My server's resolv.conf looks like this:

nameserver 192.168.0.1  # my router
domain mydomain.lan    # made up domain name, for my lan
search mydomain.lan

My server's hosts file looks like this:

127.0.0.1       localhost.localdomain   localhost
192.168.0.10    server1.mydomain.lan   server1
# The following lines are desirable for IPv6 capable hosts
::1     localhost ip6-localhost ip6-loopback
fe00::0 ip6-localnet
ff00::0 ip6-mcastprefix
ff02::1 ip6-allnodes
ff02::2 ip6-allrouters

RESOLUTIONS?

Why is my resolv.conf search list being used in constructing the name for the 2nd lookup, when the resolv.conf man page suggests that it is only used when looking up host names (no dots):

"Resolver queries having fewer than ndots dots (default is 1) in them will be attempted using each component of the search path in turn until a match is found."

I am under the impression, the 2nd lookup is erroneous and should not be being performed at all...

If I remove the domain and search lines from resolv.conf, the 2nd lookup is no longer done and my delays go away.

(also, if I force wget to only deal with IPv4, the AAAA lookups aren't done, thus the delays dissappear) :

wget --inet4-only www.site1.com

This behavior is by design.

IPv6 is being preferred - so the status of the resource in AAAA terms is determined first. An NXDOMAIN response comes back - so the client figures it needs to append the search path.

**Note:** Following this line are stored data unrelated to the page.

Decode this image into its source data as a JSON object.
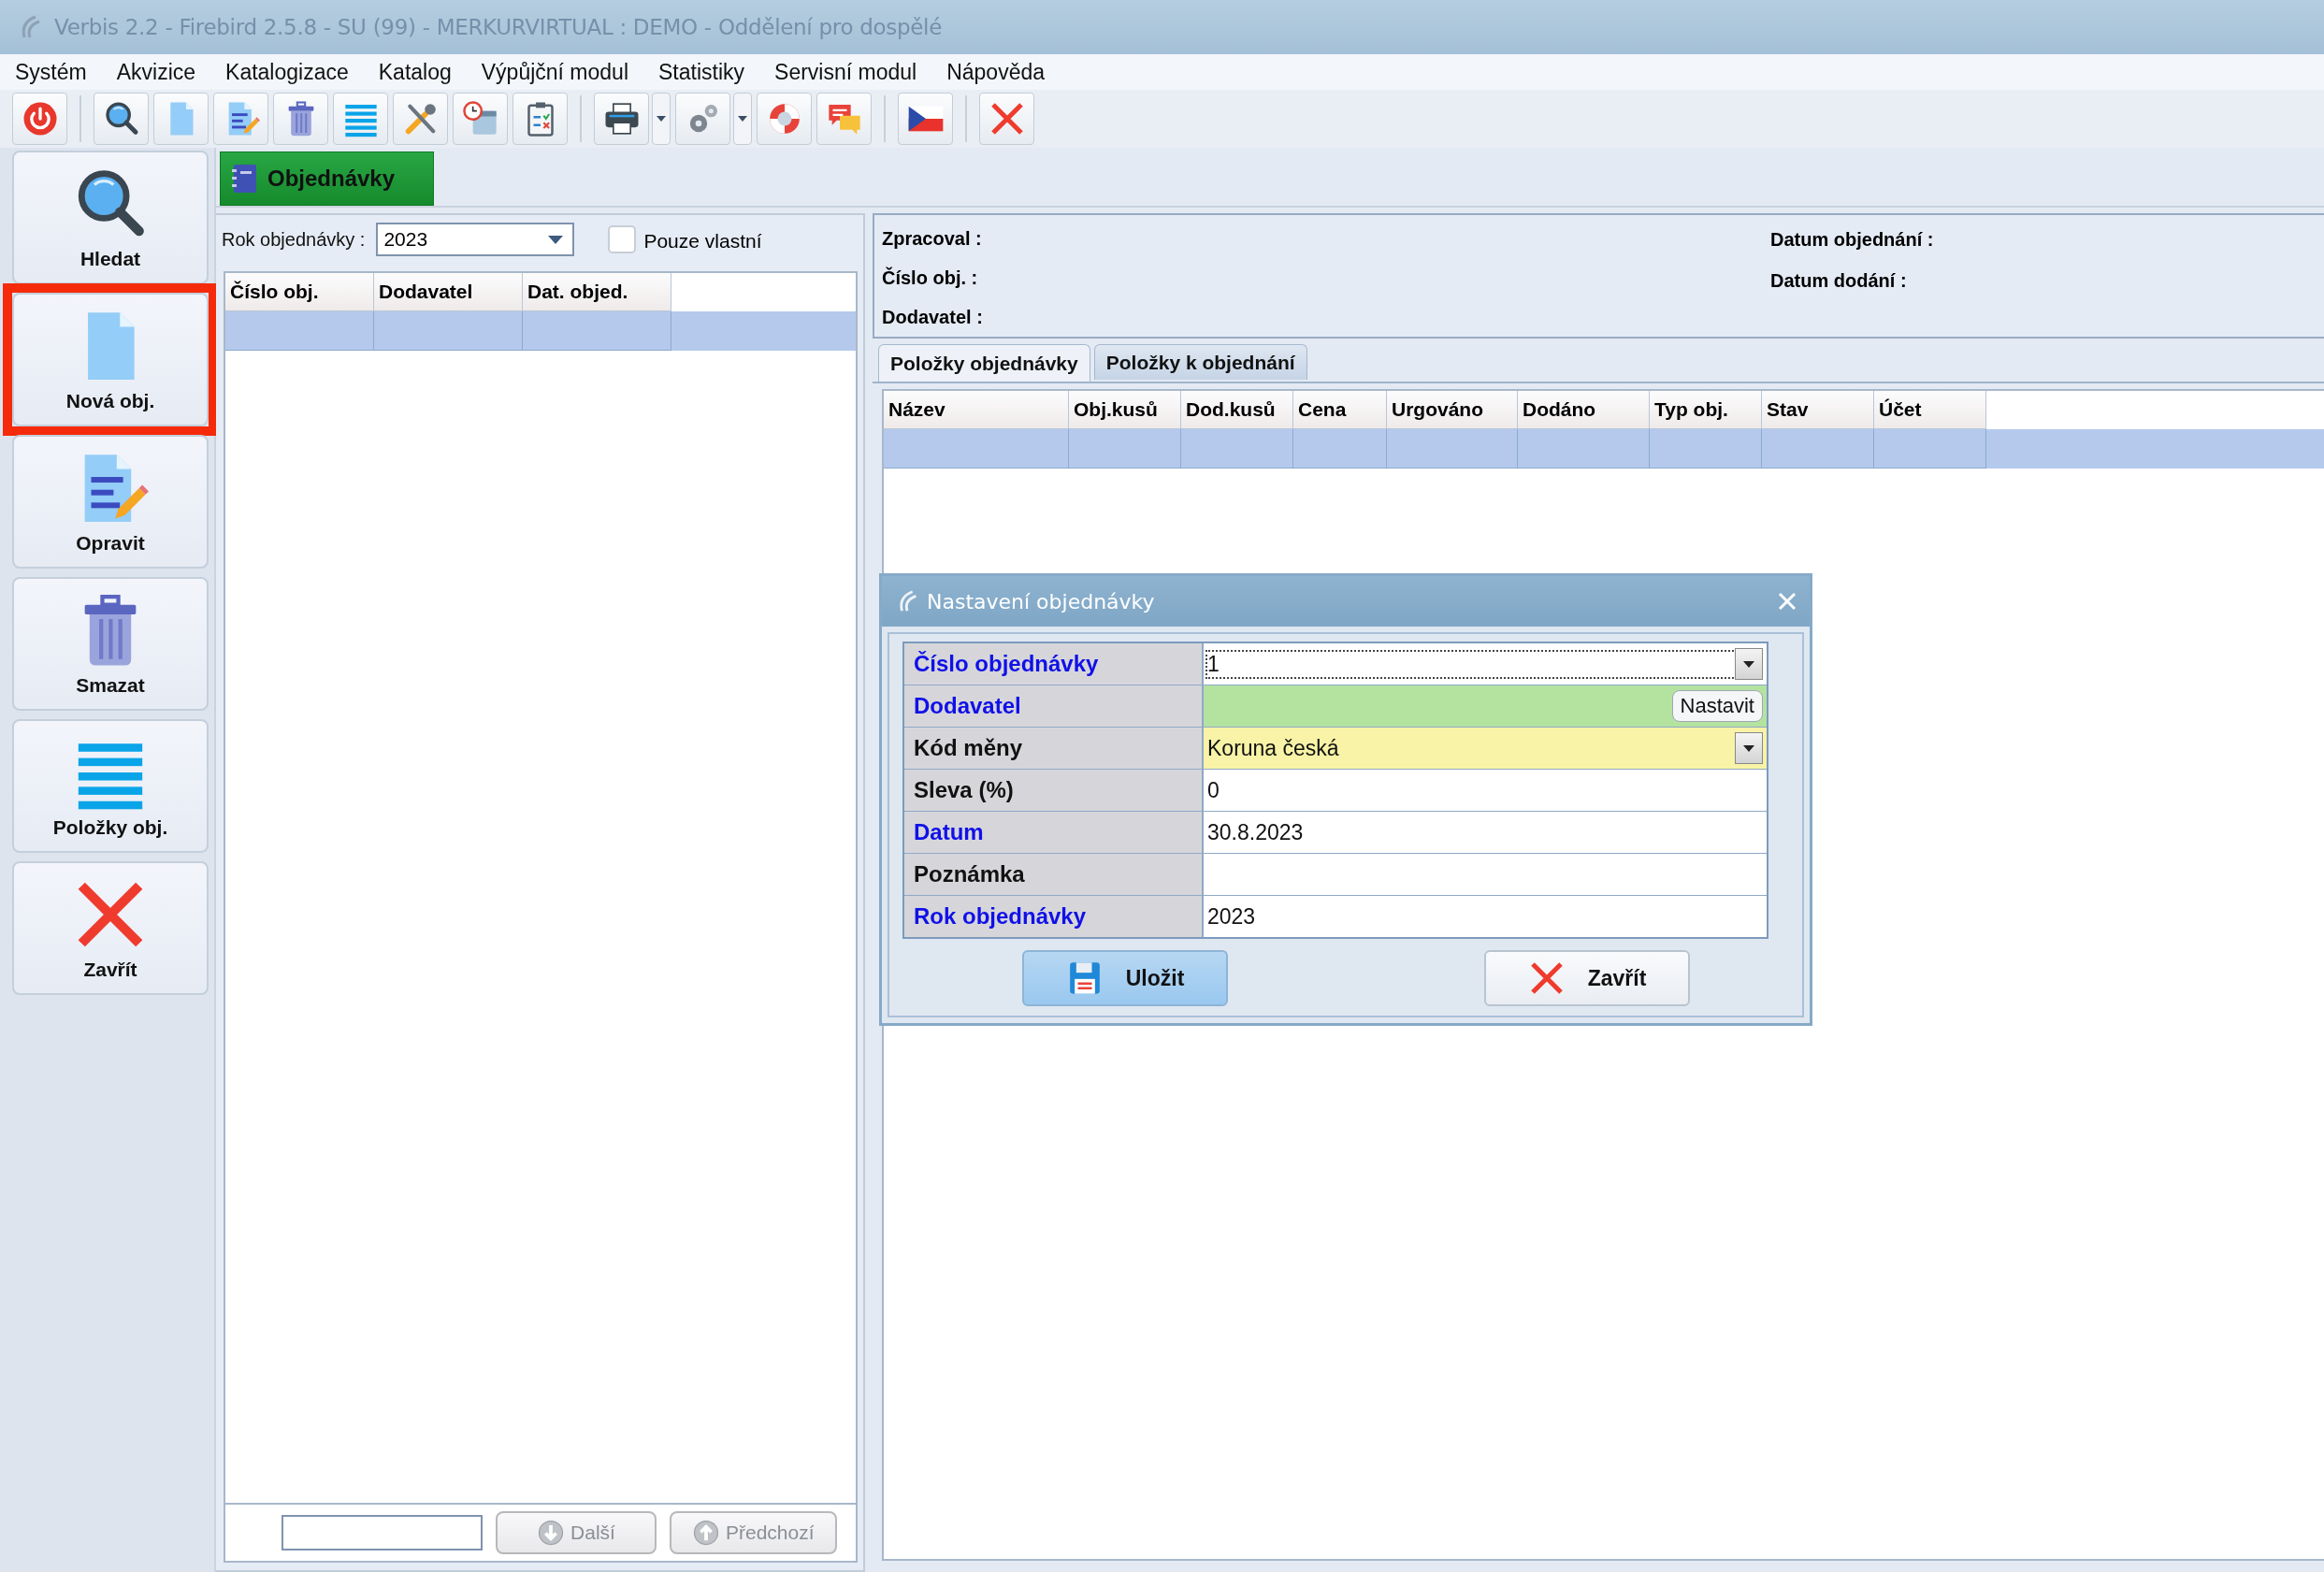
{
  "window": {
    "title": "Verbis 2.2 - Firebird 2.5.8 - SU (99) - MERKURVIRTUAL : DEMO - Oddělení pro dospělé"
  },
  "menu": [
    "Systém",
    "Akvizice",
    "Katalogizace",
    "Katalog",
    "Výpůjční modul",
    "Statistiky",
    "Servisní modul",
    "Nápověda"
  ],
  "sidebar": {
    "items": [
      {
        "label": "Hledat",
        "kind": "search",
        "highlighted": false
      },
      {
        "label": "Nová obj.",
        "kind": "doc",
        "highlighted": true
      },
      {
        "label": "Opravit",
        "kind": "edit",
        "highlighted": false
      },
      {
        "label": "Smazat",
        "kind": "trash",
        "highlighted": false
      },
      {
        "label": "Položky obj.",
        "kind": "list",
        "highlighted": false
      },
      {
        "label": "Zavřít",
        "kind": "close",
        "highlighted": false
      }
    ]
  },
  "tabs": [
    {
      "label": "Objednávky",
      "selected": true
    }
  ],
  "filter": {
    "label": "Rok objednávky :",
    "value": "2023",
    "own_only": {
      "label": "Pouze vlastní",
      "checked": false
    }
  },
  "orders_table": {
    "columns": [
      "Číslo obj.",
      "Dodavatel",
      "Dat. objed."
    ],
    "rows": [
      {
        "selected": true
      }
    ]
  },
  "pager": {
    "buttons": [
      {
        "label": "Další",
        "kind": "down",
        "disabled": true
      },
      {
        "label": "Předchozí",
        "kind": "up",
        "disabled": true
      }
    ]
  },
  "details": {
    "left": [
      "Zpracoval :",
      "Číslo obj. :",
      "Dodavatel :"
    ],
    "right": [
      "Datum objednání :",
      "Datum dodání :"
    ]
  },
  "item_tabs": [
    {
      "label": "Položky objednávky",
      "selected": true
    },
    {
      "label": "Položky k objednání",
      "selected": false
    }
  ],
  "items_table": {
    "columns": [
      "Název",
      "Obj.kusů",
      "Dod.kusů",
      "Cena",
      "Urgováno",
      "Dodáno",
      "Typ obj.",
      "Stav",
      "Účet"
    ],
    "rows": [
      {
        "selected": true
      }
    ]
  },
  "dialog": {
    "title": "Nastavení objednávky",
    "fields": [
      {
        "label": "Číslo objednávky",
        "required": true,
        "kind": "dropdown",
        "value": "1",
        "color": "#ffffff"
      },
      {
        "label": "Dodavatel",
        "required": true,
        "kind": "picker",
        "button": "Nastavit",
        "color": "#b4e3a0"
      },
      {
        "label": "Kód měny",
        "required": false,
        "kind": "dropdown",
        "value": "Koruna česká",
        "color": "#f8f3a6"
      },
      {
        "label": "Sleva (%)",
        "required": false,
        "kind": "text",
        "value": "0",
        "color": "#ffffff"
      },
      {
        "label": "Datum",
        "required": true,
        "kind": "text",
        "value": "30.8.2023",
        "color": "#ffffff"
      },
      {
        "label": "Poznámka",
        "required": false,
        "kind": "text",
        "color": "#ffffff"
      },
      {
        "label": "Rok objednávky",
        "required": true,
        "kind": "text",
        "value": "2023",
        "color": "#ffffff"
      }
    ],
    "buttons": [
      {
        "label": "Uložit",
        "kind": "save"
      },
      {
        "label": "Zavřít",
        "kind": "close"
      }
    ]
  }
}
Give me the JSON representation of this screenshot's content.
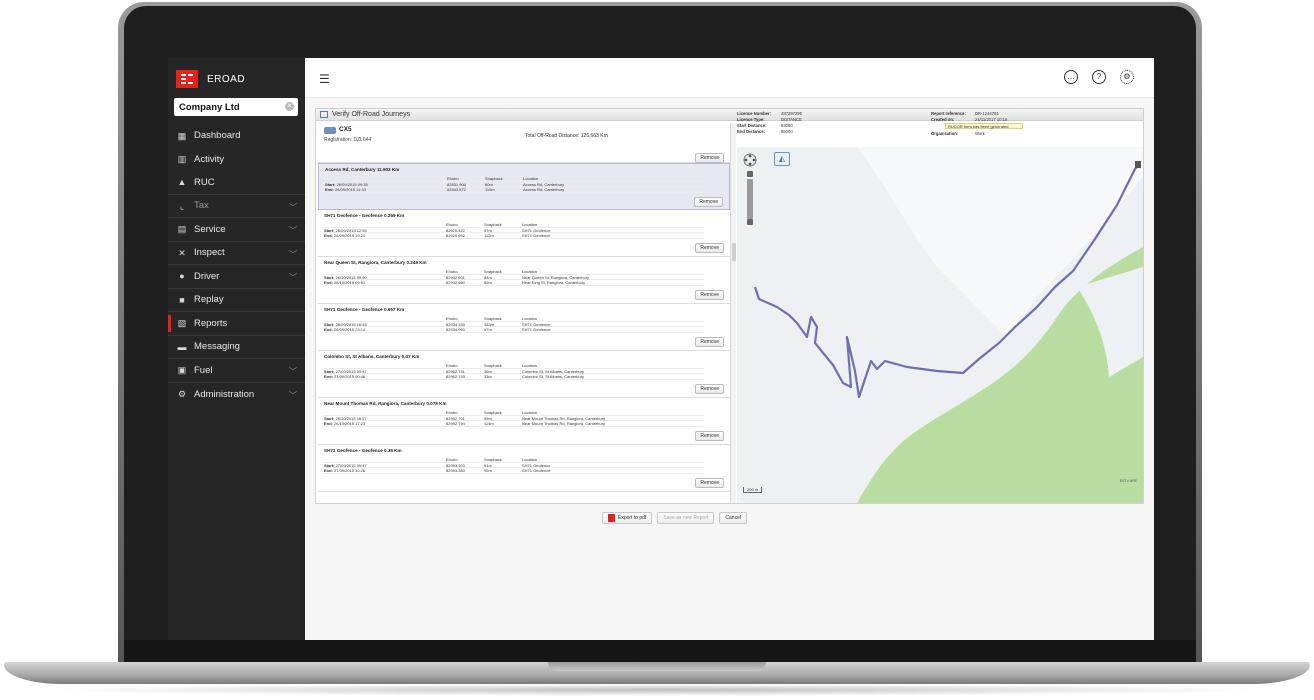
{
  "brand": {
    "name": "EROAD",
    "accent": "#e2231a"
  },
  "company": {
    "name": "Company Ltd"
  },
  "nav": {
    "items": [
      {
        "label": "Dashboard",
        "icon": "dashboard-icon"
      },
      {
        "label": "Activity",
        "icon": "activity-icon"
      },
      {
        "label": "RUC",
        "icon": "ruc-icon"
      },
      {
        "label": "Tax",
        "icon": "tax-icon"
      },
      {
        "label": "Service",
        "icon": "service-icon"
      },
      {
        "label": "Inspect",
        "icon": "inspect-icon"
      },
      {
        "label": "Driver",
        "icon": "driver-icon"
      },
      {
        "label": "Replay",
        "icon": "replay-icon"
      },
      {
        "label": "Reports",
        "icon": "reports-icon"
      },
      {
        "label": "Messaging",
        "icon": "messaging-icon"
      },
      {
        "label": "Fuel",
        "icon": "fuel-icon"
      },
      {
        "label": "Administration",
        "icon": "administration-icon"
      }
    ]
  },
  "panel": {
    "title": "Verify Off-Road Journeys"
  },
  "vehicle": {
    "name": "CX5",
    "registration": "Registration: DZL644",
    "total": "Total Off-Road Distance: 126.663 Km"
  },
  "remove_label": "Remove",
  "headers": {
    "hubo": "Ehubo",
    "snapback": "Snapback",
    "location": "Location"
  },
  "journeys": [
    {
      "title": "Access Rd, Canterbury 11.602 Km",
      "start": {
        "label": "Start:",
        "time": "26/09/2015 09:35",
        "hubo": "82831.904",
        "snap": "80m",
        "loc": "Access Rd, Canterbury"
      },
      "end": {
        "label": "End:",
        "time": "26/09/2015 11:33",
        "hubo": "82843.572",
        "snap": "110m",
        "loc": "Access Rd, Canterbury"
      }
    },
    {
      "title": "SH71 Geofence - Geofence 0.259 Km",
      "start": {
        "label": "Start:",
        "time": "26/09/2015 12:55",
        "hubo": "82920.422",
        "snap": "97m",
        "loc": "SH71 Geofence"
      },
      "end": {
        "label": "End:",
        "time": "26/09/2015 19:21",
        "hubo": "82920.692",
        "snap": "112m",
        "loc": "SH71 Geofence"
      }
    },
    {
      "title": "Near Queen St, Rangiora, Canterbury 0.249 Km",
      "start": {
        "label": "Start:",
        "time": "26/10/2015 09:50",
        "hubo": "82932.601",
        "snap": "84m",
        "loc": "Near Queen St, Rangiora, Canterbury"
      },
      "end": {
        "label": "End:",
        "time": "26/10/2015 09:51",
        "hubo": "82932.660",
        "snap": "89m",
        "loc": "Near King St, Rangiora, Canterbury"
      }
    },
    {
      "title": "SH71 Geofence - Geofence 0.657 Km",
      "start": {
        "label": "Start:",
        "time": "26/09/2015 16:45",
        "hubo": "82934.333",
        "snap": "183m",
        "loc": "SH71 Geofence"
      },
      "end": {
        "label": "End:",
        "time": "26/09/2015 23:14",
        "hubo": "82934.990",
        "snap": "97m",
        "loc": "SH71 Geofence"
      }
    },
    {
      "title": "Colombo St, St Albans, Canterbury 0.07 Km",
      "start": {
        "label": "Start:",
        "time": "27/09/2015 00:47",
        "hubo": "82962.791",
        "snap": "36m",
        "loc": "Colombo St, St Albans, Canterbury"
      },
      "end": {
        "label": "End:",
        "time": "27/09/2015 00:48",
        "hubo": "82962.793",
        "snap": "33m",
        "loc": "Colombo St, St Albans, Canterbury"
      }
    },
    {
      "title": "Near Mount Thomas Rd, Rangiora, Canterbury 0.078 Km",
      "start": {
        "label": "Start:",
        "time": "26/10/2015 16:57",
        "hubo": "82992.701",
        "snap": "95m",
        "loc": "Near Mount Thomas Rd, Rangiora, Canterbury"
      },
      "end": {
        "label": "End:",
        "time": "26/10/2015 17:23",
        "hubo": "82992.794",
        "snap": "114m",
        "loc": "Near Mount Thomas Rd, Rangiora, Canterbury"
      }
    },
    {
      "title": "SH71 Geofence - Geofence 0.35 Km",
      "start": {
        "label": "Start:",
        "time": "27/09/2015 09:47",
        "hubo": "82993.103",
        "snap": "91m",
        "loc": "SH71 Geofence"
      },
      "end": {
        "label": "End:",
        "time": "27/09/2015 10:26",
        "hubo": "82993.383",
        "snap": "95m",
        "loc": "SH71 Geofence"
      }
    }
  ],
  "info": {
    "licence_number_label": "Licence Number:",
    "licence_number": "487297295",
    "licence_type_label": "Licence Type:",
    "licence_type": "DISTANCE",
    "start_distance_label": "Start Distance:",
    "start_distance": "83050",
    "end_distance_label": "End Distance:",
    "end_distance": "86000",
    "report_ref_label": "Report reference:",
    "report_ref": "DR-1244791",
    "created_label": "Created on:",
    "created": "24/11/2017 10:15",
    "badge": "RUCOR form has been generated",
    "organisation_label": "Organisation:",
    "organisation": "Work"
  },
  "map": {
    "scale": "200 m",
    "attribution": "ESTV NPE",
    "route_color": "#6e6fb3",
    "green": "#b9dca0"
  },
  "actions": {
    "export": "Export to pdf",
    "save": "Save as new Report",
    "cancel": "Cancel"
  }
}
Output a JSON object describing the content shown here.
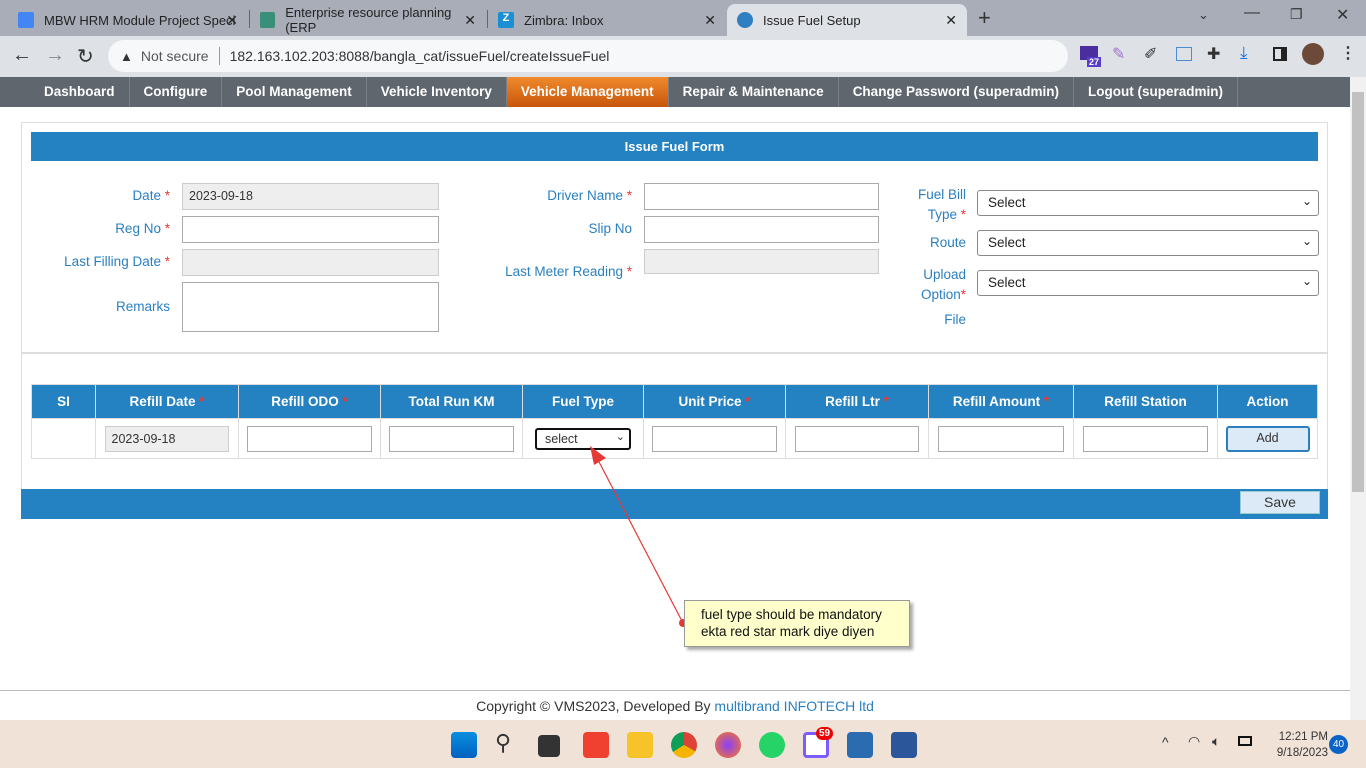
{
  "browser": {
    "tabs": [
      {
        "title": "MBW HRM Module Project Speci"
      },
      {
        "title": "Enterprise resource planning (ERP"
      },
      {
        "title": "Zimbra: Inbox"
      },
      {
        "title": "Issue Fuel Setup"
      }
    ],
    "security": "Not secure",
    "url": "182.163.102.203:8088/bangla_cat/issueFuel/createIssueFuel",
    "ext_badge": "27"
  },
  "nav": [
    "Dashboard",
    "Configure",
    "Pool Management",
    "Vehicle Inventory",
    "Vehicle Management",
    "Repair & Maintenance",
    "Change Password (superadmin)",
    "Logout (superadmin)"
  ],
  "form": {
    "title": "Issue Fuel Form",
    "date_label": "Date",
    "date_value": "2023-09-18",
    "reg_label": "Reg No",
    "last_fill_label": "Last Filling Date",
    "remarks_label": "Remarks",
    "driver_label": "Driver Name",
    "slip_label": "Slip No",
    "meter_label": "Last Meter Reading",
    "bill_label_1": "Fuel Bill",
    "bill_label_2": "Type",
    "route_label": "Route",
    "upload_label_1": "Upload",
    "upload_label_2": "Option",
    "file_label": "File",
    "select": "Select",
    "star": "*"
  },
  "table": {
    "headers": [
      "SI",
      "Refill Date",
      "Refill ODO",
      "Total Run KM",
      "Fuel Type",
      "Unit Price",
      "Refill Ltr",
      "Refill Amount",
      "Refill Station",
      "Action"
    ],
    "refill_date": "2023-09-18",
    "fuel_type": "select",
    "add": "Add"
  },
  "save": "Save",
  "annotation": {
    "line1": "fuel type should be mandatory",
    "line2": "ekta red star mark diye diyen"
  },
  "footer": {
    "text": "Copyright © VMS2023, Developed By ",
    "link": "multibrand INFOTECH ltd"
  },
  "taskbar": {
    "badge": "59",
    "time": "12:21 PM",
    "date": "9/18/2023",
    "notif": "40"
  }
}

Note that the ndots remark you've made is correct - but not the whole story. If the ndots number higher than the name being queried (if it were a single label name, in this case), the only difference to the query behavior is that the query with the suffix appended will occur before the raw name is attempted. Since you're over the ndots threshold, the name is tried first, as provided. See further down in the man page:

The default for n is 1, meaning that if there are any dots in a name, the name will be tried first as an absolute name before any search list elements are appended to it.

That query failed, so the search list must be used. Note the difference in query behavior with wget http://site1/.


What you're seeing is intended behavior - what I think you need to fix is the confluence of factors that's causing this slow lookup.

  • Fix your DNS server, or fix the upstream it's recursing from. A recurser should easily cache the NXDOMAIN it gets from the roots when it tries to look up a non-existent TLD. Since turning off IPv6 fixes it, you may have a DNS server in the path that's failing miserably at caching when AAAA lookups are involved. Try changing your resolver to 8.8.8.8 to verify.
  • Stop adding a search path for a DNS zone that you apparently can't do lookups for. If your DNS server were authoritative for that zone (which is what it would need to be for that search setting to be of any use, since it's not a valid name in the public hierarchy), it would respond immediately. You probably don't need that search configuration - but set it to something that will resolve, so that it doesn't try to guess it from the machine's hostname. search com should do nicely.